Par Joël Onana
Une séquence vidéo devenue virale montre des individus présentés comme des milices armées d’éleveurs Mbororo déclarant publiquement leur intention de mener des représailles violentes contre des populations civiles dans les régions anglophones du Cameroun. Ces menaces font suite à des exactions attribuées à des milices sécessionnistes, dans un contexte sécuritaire déjà marqué par de fortes tensions.
Cette dynamique de représailles communautaires, observée sous un climat de faiblesse de l’autorité publique, constitue une menace grave pour la protection des civils, la cohésion sociale et le respect de l’État de droit. Des observateurs locaux alertent sur le risque d’un engrenage de violences ciblant des communautés sur la base de leur appartenance réelle ou supposée.
Les principes fondamentaux du droit interdisent toute attaque contre des civils et proscrivent la substitution de groupes armés non étatiques aux forces de sécurité.

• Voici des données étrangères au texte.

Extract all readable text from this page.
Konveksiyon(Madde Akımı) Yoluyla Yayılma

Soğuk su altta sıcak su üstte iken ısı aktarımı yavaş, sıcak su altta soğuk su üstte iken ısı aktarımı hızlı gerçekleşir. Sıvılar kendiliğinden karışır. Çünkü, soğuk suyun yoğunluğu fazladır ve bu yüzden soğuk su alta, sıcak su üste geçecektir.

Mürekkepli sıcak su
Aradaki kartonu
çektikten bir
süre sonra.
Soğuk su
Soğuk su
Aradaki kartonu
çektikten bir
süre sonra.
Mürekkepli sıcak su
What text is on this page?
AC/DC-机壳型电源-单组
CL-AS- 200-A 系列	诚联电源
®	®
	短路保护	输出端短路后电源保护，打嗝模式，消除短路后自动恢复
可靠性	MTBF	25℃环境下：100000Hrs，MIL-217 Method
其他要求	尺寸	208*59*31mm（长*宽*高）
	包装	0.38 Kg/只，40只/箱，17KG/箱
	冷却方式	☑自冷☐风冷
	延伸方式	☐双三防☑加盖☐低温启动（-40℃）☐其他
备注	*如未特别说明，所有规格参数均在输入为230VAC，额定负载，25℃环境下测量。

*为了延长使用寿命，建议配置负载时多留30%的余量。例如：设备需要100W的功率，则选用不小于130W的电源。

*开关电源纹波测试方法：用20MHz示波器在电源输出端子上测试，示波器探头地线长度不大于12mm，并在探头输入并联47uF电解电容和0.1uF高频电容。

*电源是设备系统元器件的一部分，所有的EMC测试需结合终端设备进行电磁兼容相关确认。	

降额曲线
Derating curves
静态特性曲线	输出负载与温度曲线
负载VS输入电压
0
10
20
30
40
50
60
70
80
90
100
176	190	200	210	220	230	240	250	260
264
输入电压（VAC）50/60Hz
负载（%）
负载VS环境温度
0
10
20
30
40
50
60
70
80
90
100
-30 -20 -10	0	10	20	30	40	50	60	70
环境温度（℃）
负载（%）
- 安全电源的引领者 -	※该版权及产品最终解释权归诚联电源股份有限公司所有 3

Laisser se développer de telles pratiques reviendrait à normaliser la justice privée, l’impunité et des crimes à caractère communautaire.
Face à cette situation, des appels pressants sont lancés en direction des autorités sécuritaires et judiciaires afin qu’elles reprennent le contrôle, assurent la protection effective des populations et réaffirment le principe de non-participation des forces publiques à des groupes armés non étatiques.

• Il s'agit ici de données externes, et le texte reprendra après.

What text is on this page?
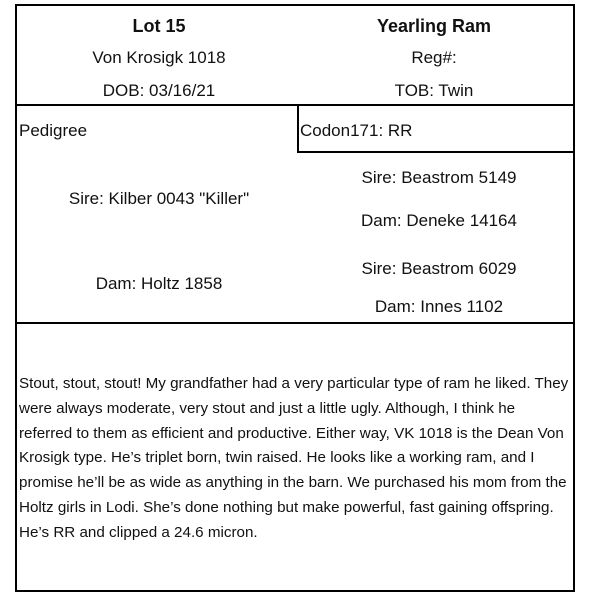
Lot 15
Von Krosigk 1018
DOB: 03/16/21
Yearling Ram
Reg#:
TOB: Twin
Pedigree	Codon171: RR
Sire: Kilber 0043 "Killer"
Dam: Holtz 1858
Sire: Beastrom 5149
Dam: Deneke 14164
Sire: Beastrom 6029
Dam: Innes 1102
Stout, stout, stout! My grandfather had a very particular type of ram he liked. They were always moderate, very stout and just a little ugly. Although, I think he referred to them as efficient and productive. Either way, VK 1018 is the Dean Von Krosigk type. He’s triplet born, twin raised. He looks like a working ram, and I promise he’ll be as wide as anything in the barn. We purchased his mom from the Holtz girls in Lodi. She’s done nothing but make powerful, fast gaining offspring. He’s RR and clipped a 24.6 micron.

Les régions du Nord-Ouest et du Sud-Ouest du Cameroun sont confrontées depuis plusieurs années à un conflit opposant les forces gouvernementales à des groupes séparatistes armés. Le conflit a entraîné des milliers de morts, des déplacements massifs de populations et une multiplication d’actes de violences communautaires, exacerbant les tensions entre groupes locaux, notamment autour des questions foncières et pastorales.